Wednesday, August 29, 2012

Chicken Piccata

Since I've been on my maternity leave I've had much more time to cook and try out recipes new recipes. Earlier this week I made one of my favorite dishes growing up, Chicken Piccata. I just love the lemon-y-ness and tangy capers in this dish. It was super easy to make and even tasted good reheated the next day. The girls "chopped" me on this one, mainly because of the capers, but they did like the chicken plain so it's still a dish my whole family can enjoy (and means more of the yummy sauce for me and the hubby).

Chicken Piccata

  • 2 large lemons
  • 4 boneless, skinless chicken breasts (about 1 1/2 pounds), rinsed, dried thoroughly, and trimmed of excess fat
  • salt and pepper
  • 1/2 unbleached all-purpose flour
  • 4T vegetable oil
  • 1 small shallot, minced or 1 small garlic clove, minced
  • 1 cup chicken stock or canned low-sodium chicken broth
  • 2T small capers, drained
  • 3T unsalted butter, softened
  • 2T minced fresh parsley leaves
  1. Adjust oven rack to lower-middle position, set large heatproof plate on rack, and heat oven to 200 degrees.
  2. Halve one lemon pole to pole. Trim ends from one half and cut crosswise into slices 1/8 to 1/4 inch thick; set aside. Juice remaining half and whole lemon to obtain 1/4 cup juice; reserve.
  3. Sprinkle both sides of chicken generously with salt and pepper. Measure flour into pie tin or shallow baking dish. Working one cutlet at a time, coat with flour, and shake to remove excess.
  4. Heat heavy-bottomed 12-inch skillet over medium-high heat until hot, about 2 minutes; add 2 tablespoons oil and swirl pan to coat. Lay half of chicken pieces in skillet. Saute cutlets, without moving them, until lightly browned, 2 to 2 1/2 minutes. Turn cutlets and cook until second side is lightly browned, 2 to 2 1/2 minutes longer. Remove pan from heat and transfer chicken to plate in oven. Add remaining 2 tablespoons oil to now empty skillet and heat until shimmering. Add remaining chicken and repeat.
  5. Add shallot or garlic to now-empty skillet and return skillet to medium heat.

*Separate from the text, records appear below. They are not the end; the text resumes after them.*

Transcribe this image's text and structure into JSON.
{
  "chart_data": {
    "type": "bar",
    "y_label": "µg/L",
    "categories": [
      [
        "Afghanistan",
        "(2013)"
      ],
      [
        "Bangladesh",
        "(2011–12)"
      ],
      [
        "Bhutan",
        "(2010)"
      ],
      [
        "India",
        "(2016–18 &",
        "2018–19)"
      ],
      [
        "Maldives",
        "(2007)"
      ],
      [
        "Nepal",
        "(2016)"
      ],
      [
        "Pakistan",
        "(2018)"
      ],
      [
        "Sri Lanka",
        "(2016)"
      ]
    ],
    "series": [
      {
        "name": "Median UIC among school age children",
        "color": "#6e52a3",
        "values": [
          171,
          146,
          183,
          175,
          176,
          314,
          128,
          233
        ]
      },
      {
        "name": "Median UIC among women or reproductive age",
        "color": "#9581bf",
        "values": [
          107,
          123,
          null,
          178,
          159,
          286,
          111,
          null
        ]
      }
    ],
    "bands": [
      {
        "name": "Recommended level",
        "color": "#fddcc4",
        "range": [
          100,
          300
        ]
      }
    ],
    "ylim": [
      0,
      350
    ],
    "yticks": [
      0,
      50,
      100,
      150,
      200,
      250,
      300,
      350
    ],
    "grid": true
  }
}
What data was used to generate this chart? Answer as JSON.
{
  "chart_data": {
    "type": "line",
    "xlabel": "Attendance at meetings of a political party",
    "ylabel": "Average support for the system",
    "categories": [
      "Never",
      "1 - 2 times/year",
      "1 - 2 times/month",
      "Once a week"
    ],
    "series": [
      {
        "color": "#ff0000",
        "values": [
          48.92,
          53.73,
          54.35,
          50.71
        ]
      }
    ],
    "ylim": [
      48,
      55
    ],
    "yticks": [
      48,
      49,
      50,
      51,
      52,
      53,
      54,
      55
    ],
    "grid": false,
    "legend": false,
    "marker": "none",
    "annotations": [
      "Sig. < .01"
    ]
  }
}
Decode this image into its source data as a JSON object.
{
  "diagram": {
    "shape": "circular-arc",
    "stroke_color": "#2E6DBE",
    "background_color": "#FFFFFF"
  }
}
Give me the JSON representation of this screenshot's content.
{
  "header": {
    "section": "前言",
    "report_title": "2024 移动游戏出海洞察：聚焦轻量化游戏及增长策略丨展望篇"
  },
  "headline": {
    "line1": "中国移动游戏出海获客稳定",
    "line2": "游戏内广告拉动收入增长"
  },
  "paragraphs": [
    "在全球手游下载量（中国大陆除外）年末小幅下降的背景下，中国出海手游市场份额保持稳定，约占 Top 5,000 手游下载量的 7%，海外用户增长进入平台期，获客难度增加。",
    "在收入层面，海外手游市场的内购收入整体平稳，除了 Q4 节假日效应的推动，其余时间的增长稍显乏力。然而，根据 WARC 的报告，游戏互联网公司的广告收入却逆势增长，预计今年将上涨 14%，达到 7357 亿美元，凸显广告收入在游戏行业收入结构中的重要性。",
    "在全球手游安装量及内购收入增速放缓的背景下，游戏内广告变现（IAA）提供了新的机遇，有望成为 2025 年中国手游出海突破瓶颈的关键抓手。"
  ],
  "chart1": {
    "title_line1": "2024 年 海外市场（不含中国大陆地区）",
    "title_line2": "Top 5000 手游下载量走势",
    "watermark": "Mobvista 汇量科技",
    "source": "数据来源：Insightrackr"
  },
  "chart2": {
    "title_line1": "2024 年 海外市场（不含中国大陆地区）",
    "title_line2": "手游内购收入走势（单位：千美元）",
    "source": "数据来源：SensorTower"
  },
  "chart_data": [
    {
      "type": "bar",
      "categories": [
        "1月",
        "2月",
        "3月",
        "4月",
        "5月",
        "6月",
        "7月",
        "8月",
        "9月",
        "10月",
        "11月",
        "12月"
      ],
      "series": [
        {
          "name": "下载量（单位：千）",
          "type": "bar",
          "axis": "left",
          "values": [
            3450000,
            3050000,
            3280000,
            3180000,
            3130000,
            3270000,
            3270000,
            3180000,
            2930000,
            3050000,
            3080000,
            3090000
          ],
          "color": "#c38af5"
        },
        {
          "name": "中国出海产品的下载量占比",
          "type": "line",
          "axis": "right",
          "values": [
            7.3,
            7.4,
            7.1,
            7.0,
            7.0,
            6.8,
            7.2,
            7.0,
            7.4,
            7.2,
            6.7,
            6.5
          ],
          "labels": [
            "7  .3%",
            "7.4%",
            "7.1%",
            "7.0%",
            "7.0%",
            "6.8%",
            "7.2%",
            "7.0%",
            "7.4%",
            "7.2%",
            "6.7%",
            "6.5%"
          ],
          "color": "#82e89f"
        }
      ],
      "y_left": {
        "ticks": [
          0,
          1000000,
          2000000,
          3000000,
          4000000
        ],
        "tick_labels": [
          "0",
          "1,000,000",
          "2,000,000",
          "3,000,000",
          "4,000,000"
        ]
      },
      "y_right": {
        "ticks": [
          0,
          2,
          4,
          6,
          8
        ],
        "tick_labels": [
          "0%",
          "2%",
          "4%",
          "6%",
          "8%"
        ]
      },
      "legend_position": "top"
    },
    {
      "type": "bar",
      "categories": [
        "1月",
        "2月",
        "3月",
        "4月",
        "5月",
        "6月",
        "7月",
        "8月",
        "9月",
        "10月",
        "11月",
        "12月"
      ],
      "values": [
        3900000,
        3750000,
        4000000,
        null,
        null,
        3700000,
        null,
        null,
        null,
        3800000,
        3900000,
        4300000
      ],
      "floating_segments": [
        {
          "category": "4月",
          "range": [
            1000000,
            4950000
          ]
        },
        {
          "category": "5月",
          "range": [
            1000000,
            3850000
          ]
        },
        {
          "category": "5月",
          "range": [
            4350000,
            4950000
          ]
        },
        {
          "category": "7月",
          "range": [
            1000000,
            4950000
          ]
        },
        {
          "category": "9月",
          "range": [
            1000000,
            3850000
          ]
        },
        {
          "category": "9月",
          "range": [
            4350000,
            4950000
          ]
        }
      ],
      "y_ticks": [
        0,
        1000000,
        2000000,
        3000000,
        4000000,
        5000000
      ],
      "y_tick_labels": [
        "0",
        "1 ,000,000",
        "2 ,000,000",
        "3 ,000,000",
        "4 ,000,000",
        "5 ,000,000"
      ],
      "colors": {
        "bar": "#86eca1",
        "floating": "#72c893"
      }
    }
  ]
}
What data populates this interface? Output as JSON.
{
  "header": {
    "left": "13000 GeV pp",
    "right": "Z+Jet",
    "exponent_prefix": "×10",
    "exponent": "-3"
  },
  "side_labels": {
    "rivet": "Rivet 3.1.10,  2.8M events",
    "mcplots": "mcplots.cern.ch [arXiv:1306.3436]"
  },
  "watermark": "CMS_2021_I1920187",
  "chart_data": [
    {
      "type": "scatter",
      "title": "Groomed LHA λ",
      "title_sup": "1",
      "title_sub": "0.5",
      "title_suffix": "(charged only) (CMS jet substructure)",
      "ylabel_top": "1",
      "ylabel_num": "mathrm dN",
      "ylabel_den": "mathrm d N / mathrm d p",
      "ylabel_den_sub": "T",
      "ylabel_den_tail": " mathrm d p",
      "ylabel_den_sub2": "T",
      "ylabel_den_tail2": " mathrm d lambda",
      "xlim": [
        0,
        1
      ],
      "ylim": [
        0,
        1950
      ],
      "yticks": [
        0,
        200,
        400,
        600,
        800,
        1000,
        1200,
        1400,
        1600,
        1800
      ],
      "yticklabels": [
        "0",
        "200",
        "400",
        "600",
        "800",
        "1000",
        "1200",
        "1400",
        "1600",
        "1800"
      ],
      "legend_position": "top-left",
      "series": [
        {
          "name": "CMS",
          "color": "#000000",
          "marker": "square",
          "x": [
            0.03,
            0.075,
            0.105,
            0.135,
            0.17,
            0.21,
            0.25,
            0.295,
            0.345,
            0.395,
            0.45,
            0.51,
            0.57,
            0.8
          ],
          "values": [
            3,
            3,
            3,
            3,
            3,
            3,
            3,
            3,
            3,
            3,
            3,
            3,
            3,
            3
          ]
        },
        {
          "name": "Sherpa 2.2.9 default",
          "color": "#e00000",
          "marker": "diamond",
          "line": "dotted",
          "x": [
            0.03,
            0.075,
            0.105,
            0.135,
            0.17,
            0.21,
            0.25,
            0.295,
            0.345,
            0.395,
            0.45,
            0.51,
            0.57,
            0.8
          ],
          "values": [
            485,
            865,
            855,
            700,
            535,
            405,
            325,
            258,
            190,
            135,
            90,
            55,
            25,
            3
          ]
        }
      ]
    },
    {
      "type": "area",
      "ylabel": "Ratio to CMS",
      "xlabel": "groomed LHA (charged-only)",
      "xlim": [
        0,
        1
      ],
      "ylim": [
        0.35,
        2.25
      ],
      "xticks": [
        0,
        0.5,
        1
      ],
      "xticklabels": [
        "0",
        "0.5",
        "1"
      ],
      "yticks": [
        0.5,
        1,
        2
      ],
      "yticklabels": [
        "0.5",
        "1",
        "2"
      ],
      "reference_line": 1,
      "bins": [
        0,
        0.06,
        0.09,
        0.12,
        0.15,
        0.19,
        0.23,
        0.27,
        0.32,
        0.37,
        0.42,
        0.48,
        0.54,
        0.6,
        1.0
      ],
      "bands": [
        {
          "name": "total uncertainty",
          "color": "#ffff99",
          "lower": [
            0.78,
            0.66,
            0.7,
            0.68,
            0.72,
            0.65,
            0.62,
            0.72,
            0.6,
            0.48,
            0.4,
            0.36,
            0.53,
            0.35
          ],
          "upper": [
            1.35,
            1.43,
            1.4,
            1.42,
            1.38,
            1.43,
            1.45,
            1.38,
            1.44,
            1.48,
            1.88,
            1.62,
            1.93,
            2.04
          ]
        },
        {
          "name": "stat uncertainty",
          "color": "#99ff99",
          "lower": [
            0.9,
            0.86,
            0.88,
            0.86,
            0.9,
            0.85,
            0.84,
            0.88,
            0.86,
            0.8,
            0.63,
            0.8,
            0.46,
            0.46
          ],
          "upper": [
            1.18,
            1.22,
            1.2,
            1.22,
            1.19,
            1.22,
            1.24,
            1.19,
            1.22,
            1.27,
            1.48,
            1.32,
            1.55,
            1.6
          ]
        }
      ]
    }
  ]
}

Saute until fragrant, about 30 seconds for shallot or 10 seconds for garlic. Add stock and lemon slices, increase heat to high, and scrape skillet bottom with wooden spoon or spatula to loosen browned bits. Simmer until liquid reduces to about 1/3 cup, about 4 minutes. Add lemon juice and capers and simmer until sauce reduces again to 1/3 cup, about 1 minute. Remove pan from heat and swirl in butter until butter melts and thickens sauce; swirl in parsley. Spoon sauce over chicken and serve immediately.